New Approaches to Understanding an Ancient Maya Manuscript

University Press of Colorado
This volume offers new calendrical models and methodologies for reading, dating, and interpreting the general significance of the Madrid Codex. The longest of the surviving Maya codices, this manuscript includes texts and images painted by scribes conversant in Maya hieroglyphic writing, a written means of communication practiced by Maya elites from the second to the fifteenth centuries A.D. Some scholars have recently argued that the Madrid Codex originated in the Petén region of Guatemala and postdates European contact. The contributors to this volume challenge that view by demonstrating convincingly that it originated in northern Yucatán and was painted in the Pre-Columbian era. In addition, several contributors reveal provocative connections among the Madrid and Borgia group of codices from Central Mexico.
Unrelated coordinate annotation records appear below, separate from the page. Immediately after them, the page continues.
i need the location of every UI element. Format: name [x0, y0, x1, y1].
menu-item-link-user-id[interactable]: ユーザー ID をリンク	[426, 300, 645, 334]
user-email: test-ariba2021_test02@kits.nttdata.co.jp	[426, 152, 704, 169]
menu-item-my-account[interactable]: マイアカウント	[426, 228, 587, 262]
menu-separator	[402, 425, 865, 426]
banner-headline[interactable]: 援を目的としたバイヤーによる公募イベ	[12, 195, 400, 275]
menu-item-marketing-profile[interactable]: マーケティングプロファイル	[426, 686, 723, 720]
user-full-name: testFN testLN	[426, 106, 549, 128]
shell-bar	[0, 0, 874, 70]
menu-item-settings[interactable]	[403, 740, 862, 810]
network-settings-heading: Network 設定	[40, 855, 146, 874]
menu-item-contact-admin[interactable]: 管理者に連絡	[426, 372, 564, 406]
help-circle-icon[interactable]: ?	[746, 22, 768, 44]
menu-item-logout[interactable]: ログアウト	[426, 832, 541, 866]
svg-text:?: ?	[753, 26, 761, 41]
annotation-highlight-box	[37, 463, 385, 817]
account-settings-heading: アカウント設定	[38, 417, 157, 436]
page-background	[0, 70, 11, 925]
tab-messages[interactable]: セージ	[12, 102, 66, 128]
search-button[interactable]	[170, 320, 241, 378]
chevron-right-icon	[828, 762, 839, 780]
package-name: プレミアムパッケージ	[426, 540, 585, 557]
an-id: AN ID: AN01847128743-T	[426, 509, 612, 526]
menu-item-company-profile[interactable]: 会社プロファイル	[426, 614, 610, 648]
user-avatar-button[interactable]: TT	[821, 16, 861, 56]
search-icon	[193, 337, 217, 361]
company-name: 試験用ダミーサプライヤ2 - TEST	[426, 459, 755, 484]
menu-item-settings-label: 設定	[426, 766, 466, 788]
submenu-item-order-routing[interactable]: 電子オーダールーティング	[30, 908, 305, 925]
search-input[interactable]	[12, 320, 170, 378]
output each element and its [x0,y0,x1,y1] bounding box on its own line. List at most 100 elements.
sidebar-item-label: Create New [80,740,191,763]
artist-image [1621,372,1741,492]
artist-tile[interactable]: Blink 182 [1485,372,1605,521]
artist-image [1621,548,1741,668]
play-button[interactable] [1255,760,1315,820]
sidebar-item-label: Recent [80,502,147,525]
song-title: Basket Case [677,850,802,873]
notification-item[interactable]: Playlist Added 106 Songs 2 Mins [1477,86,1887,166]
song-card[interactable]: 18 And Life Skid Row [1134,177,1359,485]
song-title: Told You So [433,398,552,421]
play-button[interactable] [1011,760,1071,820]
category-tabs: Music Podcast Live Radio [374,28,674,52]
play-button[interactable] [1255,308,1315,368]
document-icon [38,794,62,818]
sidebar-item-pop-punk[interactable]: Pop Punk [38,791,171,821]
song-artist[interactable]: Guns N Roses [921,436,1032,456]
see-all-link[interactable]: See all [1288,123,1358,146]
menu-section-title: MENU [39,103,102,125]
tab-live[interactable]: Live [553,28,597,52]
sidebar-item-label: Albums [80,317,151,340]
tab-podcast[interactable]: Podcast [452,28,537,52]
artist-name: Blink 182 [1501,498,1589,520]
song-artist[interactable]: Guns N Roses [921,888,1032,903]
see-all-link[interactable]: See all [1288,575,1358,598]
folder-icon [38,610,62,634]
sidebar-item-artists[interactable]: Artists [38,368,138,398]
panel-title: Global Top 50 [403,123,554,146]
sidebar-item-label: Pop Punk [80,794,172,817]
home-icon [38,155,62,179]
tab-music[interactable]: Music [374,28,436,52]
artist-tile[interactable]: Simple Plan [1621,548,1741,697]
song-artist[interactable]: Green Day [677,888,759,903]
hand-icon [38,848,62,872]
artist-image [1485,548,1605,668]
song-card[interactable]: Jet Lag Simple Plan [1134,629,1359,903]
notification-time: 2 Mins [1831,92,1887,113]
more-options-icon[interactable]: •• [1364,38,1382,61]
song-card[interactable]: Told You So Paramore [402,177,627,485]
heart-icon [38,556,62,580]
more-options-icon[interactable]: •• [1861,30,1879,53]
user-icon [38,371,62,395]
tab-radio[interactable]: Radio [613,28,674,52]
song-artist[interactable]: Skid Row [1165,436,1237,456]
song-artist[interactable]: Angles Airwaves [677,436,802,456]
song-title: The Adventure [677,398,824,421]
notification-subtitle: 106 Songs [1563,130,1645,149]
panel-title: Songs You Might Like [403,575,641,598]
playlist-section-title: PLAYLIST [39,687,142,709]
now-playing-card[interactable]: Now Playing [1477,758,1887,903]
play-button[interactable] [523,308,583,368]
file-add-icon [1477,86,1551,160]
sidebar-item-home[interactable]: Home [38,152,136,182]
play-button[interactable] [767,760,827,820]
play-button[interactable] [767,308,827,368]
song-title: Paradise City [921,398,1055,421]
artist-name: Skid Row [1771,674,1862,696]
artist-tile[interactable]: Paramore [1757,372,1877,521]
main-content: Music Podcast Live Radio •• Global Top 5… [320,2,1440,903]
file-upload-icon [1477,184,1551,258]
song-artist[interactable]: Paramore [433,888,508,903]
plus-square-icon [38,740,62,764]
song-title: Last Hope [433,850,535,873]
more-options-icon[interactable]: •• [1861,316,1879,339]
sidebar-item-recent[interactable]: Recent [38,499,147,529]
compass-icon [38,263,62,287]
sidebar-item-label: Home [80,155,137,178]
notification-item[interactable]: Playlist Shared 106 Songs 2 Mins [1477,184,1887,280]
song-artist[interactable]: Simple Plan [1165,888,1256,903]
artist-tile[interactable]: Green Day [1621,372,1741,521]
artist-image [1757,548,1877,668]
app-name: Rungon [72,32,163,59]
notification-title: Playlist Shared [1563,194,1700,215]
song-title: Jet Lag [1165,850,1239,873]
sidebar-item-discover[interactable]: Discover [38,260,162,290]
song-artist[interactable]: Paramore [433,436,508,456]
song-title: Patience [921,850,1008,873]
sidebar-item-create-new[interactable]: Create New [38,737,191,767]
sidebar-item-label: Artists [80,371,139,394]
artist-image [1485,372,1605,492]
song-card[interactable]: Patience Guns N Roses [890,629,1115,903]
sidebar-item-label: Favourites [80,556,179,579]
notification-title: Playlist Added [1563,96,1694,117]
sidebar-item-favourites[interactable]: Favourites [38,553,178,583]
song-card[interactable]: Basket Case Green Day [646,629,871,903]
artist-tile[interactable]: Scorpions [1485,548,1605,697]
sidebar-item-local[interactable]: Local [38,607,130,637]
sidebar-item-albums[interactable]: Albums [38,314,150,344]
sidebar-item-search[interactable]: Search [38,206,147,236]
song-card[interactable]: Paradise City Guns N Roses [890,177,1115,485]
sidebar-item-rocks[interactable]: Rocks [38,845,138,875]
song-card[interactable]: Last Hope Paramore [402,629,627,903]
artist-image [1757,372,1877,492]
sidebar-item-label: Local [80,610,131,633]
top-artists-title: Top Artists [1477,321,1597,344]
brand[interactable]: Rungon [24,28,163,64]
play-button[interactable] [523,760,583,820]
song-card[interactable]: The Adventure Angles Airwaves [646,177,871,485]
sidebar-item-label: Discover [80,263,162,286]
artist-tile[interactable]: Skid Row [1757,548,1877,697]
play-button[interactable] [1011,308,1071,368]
Contributors include: Harvey M. Bricker, Victoria R. Bricker, John F. Chuchiak IV, Christine L. Hernández, Bryan R. Just, Merideth Paxton, and John Pohl. Additional support for this publication was generously provided by the Eugene M. Kayden Fund at the University of Colorado.

The Madrid Codex offers a new and nuanced understanding of one of the few surviving Maya hieroglyphic books, a porthole into the ancient Maya mind and a poignant reminder of how much was in a world now lost. [It is] a barrage of scholarship from leading scholars in everything from iconography to archaeoastronomy. . . . The Madrid Codex, on the basis of the impressive scholarship in every chapter of this book, now takes its place as a crucial document of this cultural ferment and fusion.'
- Antiquity
'I cannot think of another interdisciplinary study in Mesoamerican cultures that has produced such innovative results.'
- Davíd Carrasco, Harvard University
The exciting new approaches to interpreting the codices will make this a volume essential for those studying the Postclassic Maya.'
- Susan Milbrath, University of Florida
Gabrielle Vail is a research scholar at New College of Florida and a specialist in Maya hieroglyphic writing. She is the coeditor of Papers on the Madrid Codex (with Victoria Bricker). Anthony Aveni is the Russell Colgate Distinguished University Professor of Astronomy, Anthropolgy, and Native Amerifan Studies at Colgate University. He has researched and written about Maya Astronomy for more than four decades. He was named a U.S. National Professor of the year and has been awarded the H.B. Nicholson Medal for Excellence in Research in Mesoamerican Studies by Harvard's Peabody Museum.